As our nation celebrates the new millennium, our churches find themselves becoming more culturally diverse. The Family of God has a challenging task; they must learn how to integrate new children of God – these new culture groups into The Church. Now, more than ever, churches are interpreting Sunday morning services in many different languages to deliver God’s message to the flock. The obvious interpretation is that of various spoken ethnic languages.

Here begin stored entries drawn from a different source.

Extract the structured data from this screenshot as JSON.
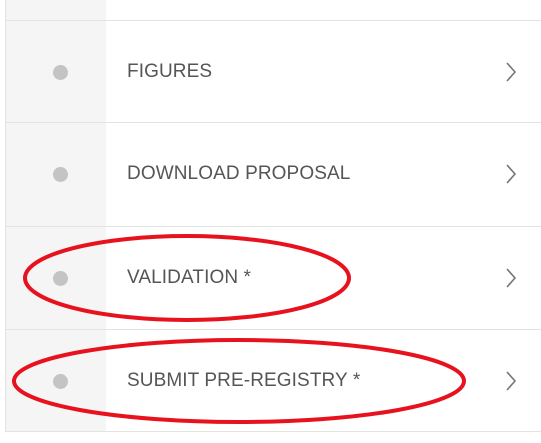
{
  "nav": {
    "items": [
      {
        "label": "FIGURES",
        "status_icon": "status-dot-icon",
        "chevron_icon": "chevron-right-icon"
      },
      {
        "label": "DOWNLOAD PROPOSAL",
        "status_icon": "status-dot-icon",
        "chevron_icon": "chevron-right-icon"
      },
      {
        "label": "VALIDATION *",
        "status_icon": "status-dot-icon",
        "chevron_icon": "chevron-right-icon"
      },
      {
        "label": "SUBMIT PRE-REGISTRY *",
        "status_icon": "status-dot-icon",
        "chevron_icon": "chevron-right-icon"
      }
    ]
  },
  "colors": {
    "dot": "#c4c4c4",
    "text": "#555555",
    "border": "#e3e3e3",
    "gutter": "#f5f5f5",
    "annotation": "#e8121e"
  }
}
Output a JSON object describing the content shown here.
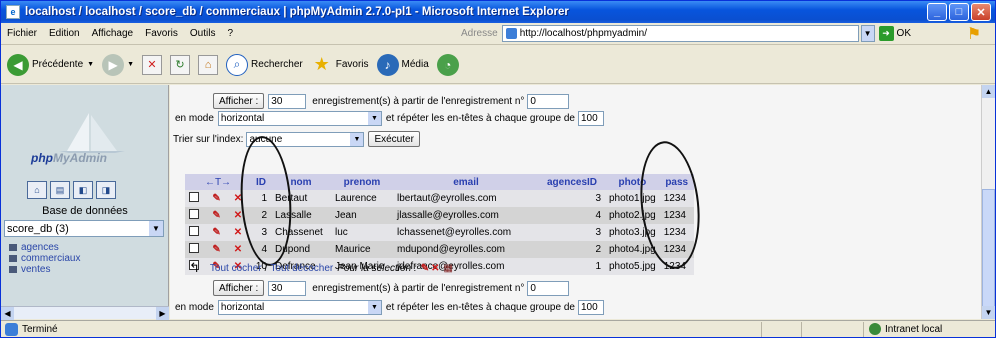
{
  "window": {
    "title": "localhost / localhost / score_db / commerciaux | phpMyAdmin 2.7.0-pl1 - Microsoft Internet Explorer"
  },
  "menu": [
    "Fichier",
    "Edition",
    "Affichage",
    "Favoris",
    "Outils",
    "?"
  ],
  "address": {
    "label": "Adresse",
    "url": "http://localhost/phpmyadmin/",
    "go_label": "OK"
  },
  "toolbar": {
    "back": "Précédente",
    "search": "Rechercher",
    "favorites": "Favoris",
    "media": "Média"
  },
  "sidebar": {
    "logo": {
      "part1": "php",
      "part2": "MyAdmin"
    },
    "db_label": "Base de données",
    "db_selected": "score_db (3)",
    "tables": [
      "agences",
      "commerciaux",
      "ventes"
    ]
  },
  "nav_top": {
    "show_button": "Afficher :",
    "rows_value": "30",
    "records_text": "enregistrement(s) à partir de l'enregistrement n°",
    "start_value": "0",
    "mode_label": "en mode",
    "mode_value": "horizontal",
    "repeat_text": "et répéter les en-têtes à chaque groupe de",
    "repeat_value": "100"
  },
  "sort": {
    "label": "Trier sur l'index:",
    "value": "aucune",
    "exec_button": "Exécuter"
  },
  "table": {
    "arrows": "←T→",
    "headers": [
      "ID",
      "nom",
      "prenom",
      "email",
      "agencesID",
      "photo",
      "pass"
    ],
    "rows": [
      {
        "id": "1",
        "nom": "Bertaut",
        "prenom": "Laurence",
        "email": "lbertaut@eyrolles.com",
        "agencesID": "3",
        "photo": "photo1.jpg",
        "pass": "1234"
      },
      {
        "id": "2",
        "nom": "Lassalle",
        "prenom": "Jean",
        "email": "jlassalle@eyrolles.com",
        "agencesID": "4",
        "photo": "photo2.jpg",
        "pass": "1234"
      },
      {
        "id": "3",
        "nom": "Chassenet",
        "prenom": "luc",
        "email": "lchassenet@eyrolles.com",
        "agencesID": "3",
        "photo": "photo3.jpg",
        "pass": "1234"
      },
      {
        "id": "4",
        "nom": "Dupond",
        "prenom": "Maurice",
        "email": "mdupond@eyrolles.com",
        "agencesID": "2",
        "photo": "photo4.jpg",
        "pass": "1234"
      },
      {
        "id": "10",
        "nom": "Defrance",
        "prenom": "Jean Marie",
        "email": "jdefrance@eyrolles.com",
        "agencesID": "1",
        "photo": "photo5.jpg",
        "pass": "1234"
      }
    ]
  },
  "selection": {
    "check_all": "Tout cocher",
    "uncheck_all": "Tout décocher",
    "for_selection": "Pour la sélection :"
  },
  "nav_bottom": {
    "show_button": "Afficher :",
    "rows_value": "30",
    "records_text": "enregistrement(s) à partir de l'enregistrement n°",
    "start_value": "0",
    "mode_label": "en mode",
    "mode_value": "horizontal",
    "repeat_text": "et répéter les en-têtes à chaque groupe de",
    "repeat_value": "100"
  },
  "status": {
    "left": "Terminé",
    "zone": "Intranet local"
  },
  "colors": {
    "titlebar": "#0a4fd0",
    "header_bg": "#d0d0e8",
    "link": "#2a46a8"
  }
}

What is not so obvious, but no less important is what is referred to as “manual forms of communication” using a person’s hands and body language. There is much more to this than just “signing” or using “sign language”. It involves a range of communication from English based signing systems (not languages, but modes), to the cultural language of the Deaf (American Sign Language or ASL), which earned recognition as a formal language in the early 1960’s. Justin Long, with Network for Strategic Missions reported that out of the 278 million individuals in the United States today over 16.6 million are Deaf or Hard-of-Hearing, whereas globally their numbers exceed 364 million.
When Jesus gave The Great Commission, the Church defined this to mean delivery of The Gospel in other languages to other lands. Numerous churches are expending vast amounts of resources in foreign missions, while overlooking uncharted territories or “home mission groups” within their own area of influence.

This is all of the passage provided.